ProgressReporter should work with both old and new MR API

Review Request #4971 - Created May 2, 2012 and updated

Travis Crawford
HCATALOG-373
Reviewers
hcatalog
francisliu
hcatalog-git
Update ProgressReporter to work with both old and new mapreduce API. Delay creating the base record reader so we have a StatusReporter and can use counters.
"ant clean test" passes

I can run pig+hcatalog queries using Elephant-Bird deprecated API wrappers, which is why this issue originally came up.
Review request changed
Updated (May 5, 2012, 1:23 a.m.)
Patch updated to include a test that counters exist when input has been read. Initially I went to add a test specific to this functionality but there was significant overlap with what already exists, so I updated an existing test to check that the bytes read counter is set when data has actually been read. This seems like the best approach as the ongoing maintenance will be low. The check includes a comment about why the check exists to help future developers.

Suggestions from the previous review have also been incorporated. Specifically, we reuse hcatSplit instead of recasting. As the whole setting properties loop is not used I removed that section.
Posted (May 11, 2012, 11:42 p.m.)
Looks good to me. Just a concern with the change in the test output directory. If you agree with any of my proposals, I can change that on commit. Will run e2e tests.
  1. Sure, either approach sounds fine. The main thing is being able to run in the IDE. Do you want to make the change at commit time or for me to make it?
  2. Cool. I don't mind either way.
  3. Hey Francis,
    
    What do you think about checking this in as-is, and we can address the logs directory in https://issues.apache.org/jira/browse/HCATALOG-374 ? There's a lot of inconsistent setting up of a test metastore and I'd like to consolidate that setup code in a base test class so updates like these are available to all tests. I posted a patch in that issue you can look at as an example of what I'm proposing.
  4. Hi Travis, if you're addressing this issue in a separate Jira. I'd prefer not checking in this portion of the patch as it might affect the automated builds.
  5. The tests pass locally so CI should not be affected. In general I'm not a fan of builds producing things outside the build directory, because it makes locating test data and logs more difficult, and the clean target needs to do more than simply deleting the build directory, so there are opportunities for clean to miss things. Putting files in directories with the test class name ensures state does not get shared between tests.
    
    Please let me know what you'd like me to do here so we can wrap this up.
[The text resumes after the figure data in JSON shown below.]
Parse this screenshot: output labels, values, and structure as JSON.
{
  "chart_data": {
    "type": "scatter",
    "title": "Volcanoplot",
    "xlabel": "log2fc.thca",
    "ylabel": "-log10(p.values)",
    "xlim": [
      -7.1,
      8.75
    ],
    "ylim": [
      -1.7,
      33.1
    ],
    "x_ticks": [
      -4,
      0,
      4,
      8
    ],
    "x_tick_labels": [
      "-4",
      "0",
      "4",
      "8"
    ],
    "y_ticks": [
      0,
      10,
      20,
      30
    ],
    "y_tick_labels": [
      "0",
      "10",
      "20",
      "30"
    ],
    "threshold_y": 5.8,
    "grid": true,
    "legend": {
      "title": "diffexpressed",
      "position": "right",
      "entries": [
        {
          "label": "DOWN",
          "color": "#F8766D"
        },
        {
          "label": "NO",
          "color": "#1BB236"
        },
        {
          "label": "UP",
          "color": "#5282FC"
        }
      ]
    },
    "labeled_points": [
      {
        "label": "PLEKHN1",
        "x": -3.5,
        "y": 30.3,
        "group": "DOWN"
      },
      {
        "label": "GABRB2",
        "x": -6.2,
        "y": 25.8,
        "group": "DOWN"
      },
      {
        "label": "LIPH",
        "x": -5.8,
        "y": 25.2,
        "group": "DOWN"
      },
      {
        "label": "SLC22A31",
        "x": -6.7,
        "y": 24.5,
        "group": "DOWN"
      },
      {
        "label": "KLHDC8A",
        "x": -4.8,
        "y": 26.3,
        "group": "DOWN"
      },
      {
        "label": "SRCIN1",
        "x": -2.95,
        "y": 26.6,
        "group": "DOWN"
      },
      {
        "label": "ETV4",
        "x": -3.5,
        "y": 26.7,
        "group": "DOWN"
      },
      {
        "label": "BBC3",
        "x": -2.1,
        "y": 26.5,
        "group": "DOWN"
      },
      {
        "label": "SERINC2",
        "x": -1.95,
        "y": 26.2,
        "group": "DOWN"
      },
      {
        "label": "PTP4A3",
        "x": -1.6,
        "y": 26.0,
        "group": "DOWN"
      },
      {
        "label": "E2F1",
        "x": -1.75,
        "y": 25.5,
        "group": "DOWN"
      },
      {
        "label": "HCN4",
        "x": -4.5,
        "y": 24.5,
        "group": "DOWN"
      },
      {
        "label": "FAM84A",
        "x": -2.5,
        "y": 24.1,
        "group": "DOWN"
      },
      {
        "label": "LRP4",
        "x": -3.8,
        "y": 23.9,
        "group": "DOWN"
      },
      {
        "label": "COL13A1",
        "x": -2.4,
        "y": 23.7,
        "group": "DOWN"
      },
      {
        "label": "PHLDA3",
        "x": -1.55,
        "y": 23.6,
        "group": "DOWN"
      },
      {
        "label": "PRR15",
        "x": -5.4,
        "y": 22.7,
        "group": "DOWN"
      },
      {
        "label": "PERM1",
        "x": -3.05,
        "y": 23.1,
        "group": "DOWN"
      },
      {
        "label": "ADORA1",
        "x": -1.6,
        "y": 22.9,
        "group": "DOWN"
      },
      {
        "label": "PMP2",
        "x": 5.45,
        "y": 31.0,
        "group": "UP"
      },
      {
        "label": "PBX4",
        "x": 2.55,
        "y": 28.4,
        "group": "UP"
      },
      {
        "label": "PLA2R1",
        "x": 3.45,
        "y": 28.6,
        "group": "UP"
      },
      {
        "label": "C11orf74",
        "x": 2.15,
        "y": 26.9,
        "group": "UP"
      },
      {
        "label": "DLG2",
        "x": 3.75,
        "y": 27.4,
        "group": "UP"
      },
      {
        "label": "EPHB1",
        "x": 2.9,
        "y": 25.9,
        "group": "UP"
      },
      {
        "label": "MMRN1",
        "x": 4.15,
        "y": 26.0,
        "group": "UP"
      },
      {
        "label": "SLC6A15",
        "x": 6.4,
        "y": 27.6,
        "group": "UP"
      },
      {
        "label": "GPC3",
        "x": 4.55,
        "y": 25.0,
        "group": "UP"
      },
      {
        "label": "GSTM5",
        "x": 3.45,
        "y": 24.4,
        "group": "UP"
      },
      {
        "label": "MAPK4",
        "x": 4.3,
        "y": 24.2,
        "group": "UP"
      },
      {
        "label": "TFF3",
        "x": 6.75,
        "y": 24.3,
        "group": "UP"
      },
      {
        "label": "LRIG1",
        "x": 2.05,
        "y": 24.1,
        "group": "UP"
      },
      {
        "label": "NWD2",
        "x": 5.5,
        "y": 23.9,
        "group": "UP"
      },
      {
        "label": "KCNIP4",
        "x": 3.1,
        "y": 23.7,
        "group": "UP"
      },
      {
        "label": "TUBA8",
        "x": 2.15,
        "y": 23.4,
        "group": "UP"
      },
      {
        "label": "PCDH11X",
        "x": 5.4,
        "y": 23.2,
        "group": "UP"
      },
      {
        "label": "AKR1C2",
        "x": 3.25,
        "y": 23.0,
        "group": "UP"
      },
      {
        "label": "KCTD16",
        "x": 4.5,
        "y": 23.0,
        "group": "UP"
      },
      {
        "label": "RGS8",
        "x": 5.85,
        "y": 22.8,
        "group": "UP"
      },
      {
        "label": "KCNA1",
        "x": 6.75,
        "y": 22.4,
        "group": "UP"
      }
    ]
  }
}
This patch has been going for over a month now and I'd really like to reach closure and move on to new issues.
  6. I see, I'm no fan either and since you're addressing it in a separate jira. I'd rather we make the changes there rather than making it point to potentially another external directory. I'll check this in without this section. Let me know if you're ok with that.
  7. That would be great. Thanks!
The warehouse directory is set in the ant test target. If you're doing this for runs in your IDE then it'd be better to have this check if the sysproperty hive.metastore.warehouse.dir is set to support both cases.

It'll probably better if you put the dir in /tmp similar to ant the config "/tmp/hcat_junit_warehouse". Or add ant into the name {user.home}/hive_build/...